It is really only a matter of time before our food crisis becomes crippling.
In the past few days a number of interesting articles have been circulating, all discussing genetically modified crops and starkly different versions of the future of food. One one hand we have the state of affairs in the US. On the other we have the future Bill Gates would like to manifest in Africa, all in the supremely laudable goal of reducing poverty and hunger, which looks an awful like the current situation in America.
It’s not a pretty picture, for people, for farmers, for the planet…
First, in an excellent and frankly a bit depressing article for Mother Jones, Tom Philpott says that agriculture in the US is at a crossroads.
We (in the form of the USDA) say yes to Dow Chemical and Monsanto and their “herbicide-drenched” version of intensive agriculture. Or, if introduction of a new GM corn variety designed to be resistant to herbicide-resistant weeds can be stopped, “farming in the US heartland can be pushed toward a model based on biodiversity over monocropping, farmer skill in place of brute chemicals, and health food instead of industrial commodities.
This new GM corn variety is a joint project between Dow and Monsanto, containing resistance to different varieties of herbicide. It’s hoped it will overcome this resistance by dousing crops with two different herbicides, each targeting weeds that are resistant to the other, and the corn being resistant to both. I specifically use the word ‘hope’ because the hope of Dow and Monsanto is that they will be able to stay one step ahead of the superweeds they hope don’t develop, as plants develop resistance to high doses of herbicide.
I’ll leave it to Philpott and his eloquent exposition of why, ultimately, this hope is likely to result in hopelessness. So read it all at the link above.
Second, Environmental Health News highlights the failed hope of GM crop developers: That these proprietary crops will stay where they are planted and not somehow spread beyond the fields they are planted.
Such spread has been documented for a while, but this latest is some pretty stark detail:
Throughout North Dakota, little yellow flowers dot thousands of miles of roadsides. These canola plants, found along most major trucking routes, look harmless. But they are fueling a controversy: They prove that large numbers of genetically modified plants have escaped from farm fields and are now growing wild. About 80 percent of canola growing along roadsides in North Dakota contains genes that have been modified to make the plants resistant to common weed-killers.
I’ll state it again: 80% of canola growing along North Dakota roadways actually contains genetically modified genes.

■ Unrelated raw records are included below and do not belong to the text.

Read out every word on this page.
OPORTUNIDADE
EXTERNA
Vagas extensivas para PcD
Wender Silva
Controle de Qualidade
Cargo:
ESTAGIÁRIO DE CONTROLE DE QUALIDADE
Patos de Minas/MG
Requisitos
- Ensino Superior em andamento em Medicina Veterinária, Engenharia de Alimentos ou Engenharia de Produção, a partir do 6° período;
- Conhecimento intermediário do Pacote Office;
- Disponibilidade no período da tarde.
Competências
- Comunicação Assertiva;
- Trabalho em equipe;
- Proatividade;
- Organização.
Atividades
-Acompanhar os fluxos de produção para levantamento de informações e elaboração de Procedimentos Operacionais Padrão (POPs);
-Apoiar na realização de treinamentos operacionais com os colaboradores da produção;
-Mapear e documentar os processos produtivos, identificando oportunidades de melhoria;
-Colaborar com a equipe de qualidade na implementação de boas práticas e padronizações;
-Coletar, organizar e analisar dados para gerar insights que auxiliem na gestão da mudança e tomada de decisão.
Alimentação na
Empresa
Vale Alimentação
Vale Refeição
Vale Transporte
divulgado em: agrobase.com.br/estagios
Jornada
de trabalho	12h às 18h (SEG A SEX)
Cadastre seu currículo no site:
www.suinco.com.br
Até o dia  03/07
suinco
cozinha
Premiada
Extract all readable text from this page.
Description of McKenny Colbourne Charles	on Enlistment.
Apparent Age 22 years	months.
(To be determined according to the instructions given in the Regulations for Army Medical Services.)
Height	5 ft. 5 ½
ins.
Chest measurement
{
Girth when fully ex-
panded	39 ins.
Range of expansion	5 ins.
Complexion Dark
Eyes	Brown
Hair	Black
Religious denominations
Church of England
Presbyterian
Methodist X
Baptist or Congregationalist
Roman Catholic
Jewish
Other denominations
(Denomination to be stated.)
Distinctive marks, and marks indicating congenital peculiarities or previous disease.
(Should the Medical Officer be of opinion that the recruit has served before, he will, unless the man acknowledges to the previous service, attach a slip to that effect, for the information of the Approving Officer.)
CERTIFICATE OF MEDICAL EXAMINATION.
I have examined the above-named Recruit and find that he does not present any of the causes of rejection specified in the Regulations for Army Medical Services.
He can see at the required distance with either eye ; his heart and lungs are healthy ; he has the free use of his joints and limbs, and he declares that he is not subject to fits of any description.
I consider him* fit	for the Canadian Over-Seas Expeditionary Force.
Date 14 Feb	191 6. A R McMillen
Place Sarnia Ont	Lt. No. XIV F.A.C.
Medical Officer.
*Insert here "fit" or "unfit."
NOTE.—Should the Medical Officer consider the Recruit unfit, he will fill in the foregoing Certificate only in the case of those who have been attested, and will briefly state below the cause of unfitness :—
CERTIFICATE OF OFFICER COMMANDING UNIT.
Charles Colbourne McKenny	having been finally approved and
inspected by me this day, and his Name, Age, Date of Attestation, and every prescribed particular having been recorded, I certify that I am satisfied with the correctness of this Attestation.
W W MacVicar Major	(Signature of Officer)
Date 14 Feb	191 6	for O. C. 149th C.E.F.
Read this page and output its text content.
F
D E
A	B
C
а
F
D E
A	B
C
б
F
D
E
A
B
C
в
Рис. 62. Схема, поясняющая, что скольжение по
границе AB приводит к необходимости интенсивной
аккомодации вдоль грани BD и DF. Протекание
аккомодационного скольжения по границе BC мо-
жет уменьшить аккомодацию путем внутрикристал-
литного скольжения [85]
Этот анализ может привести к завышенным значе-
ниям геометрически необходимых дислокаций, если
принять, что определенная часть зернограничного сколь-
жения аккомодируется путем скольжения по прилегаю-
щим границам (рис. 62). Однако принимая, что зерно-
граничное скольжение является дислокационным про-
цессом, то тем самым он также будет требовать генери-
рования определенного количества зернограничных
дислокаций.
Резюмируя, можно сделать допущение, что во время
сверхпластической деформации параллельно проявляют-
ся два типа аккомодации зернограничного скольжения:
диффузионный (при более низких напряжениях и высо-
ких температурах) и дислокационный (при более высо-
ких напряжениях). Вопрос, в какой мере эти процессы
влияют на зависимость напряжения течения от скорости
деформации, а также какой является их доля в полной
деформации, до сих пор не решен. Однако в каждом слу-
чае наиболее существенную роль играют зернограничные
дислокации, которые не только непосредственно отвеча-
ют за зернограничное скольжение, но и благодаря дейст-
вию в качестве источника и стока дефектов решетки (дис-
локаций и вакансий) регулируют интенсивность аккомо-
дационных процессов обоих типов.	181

Eighty percent. It was hoped this wouldn’t happen.
That’s a snapshot of where we are in the US. And it’s where Bill Gates hopes Africa will head, bringing us to the third point.
Treehugger covered the Gates vision of African agriculture before, so suffice it to say that Gates, invested in Monsanto, supports a high-tech vision of agriculture, rather than the low-tech, affordable, diverse, climate-resistant, and just-as-productive vision supported explicitly by food activists, and less-vocally but essentially by the UN as well.
Gates told the AP (in the latter’s summation), that “he finds it ironic that most people who oppose genetic engineering in plant breeding live in rich nations that he believes are responsible for global climate change that will lead to more starvation and malnutrition for the poor. Resistance to new technology is ‘again hurting the people who nothing to do with climate change happening,’ Gates said.”
That “most people” who oppose GM crops live in rich nations is a dubious assumption at best. In fact, some of the most vocal critics of GM crops come from the Global South.
GM Watch has just gone into more detail on this point, that people in developing nations want genetically modified crops.
In 1998, African scientists at a United Nations conference strongly objected to Monsanto’s promotional GE campaign that used photos of starving African children under the headline “Let the Harvest Begin.” The scientists, who represented many of the nations affected by poverty and hunger, said gene technologies would undermine the nations’ capacities to feed themselves by destroying established diversity, local knowledge and sustainable agricultural systems.
Developing nations also object to seed patents, which give biotech firms the power to criminalize the age-old practice of seed-saving as “patent infringement.” Thousands of U.S. farmers have been forced to pay Monsanto tens of millions of dollars in damages for the “crime” of saving seed. Loss of the right to save seed through the introduction of patented GE crops could prove disastrous for the 1.4 billion farmers in developing nations who depend on farm-saved seed.
My hope in all this is that both Africa and the United States steer a different course than the one advocated by Gates, Monsanto, Dow, and their ilk. I give Gates the benefit of the doubt in regards to motivation. His desire to reduce poverty, hunger, disease is no doubt genuine. But, like his absurd statements on climate change and renewable energy, his focus on high-tech agriculture, and technological development in general—when clearly a less high-tech approach would be just as or even more effective—is just delusional. It’s understandable, given Gates’ background, but it’s still delusional.
Part of that delusion is not realizing that for opposition to GM crops often doesn’t stem from opposition to new technology at all. It’s most often opposition to this specific technology, as well as genuine concern about corporate control of food through that technology.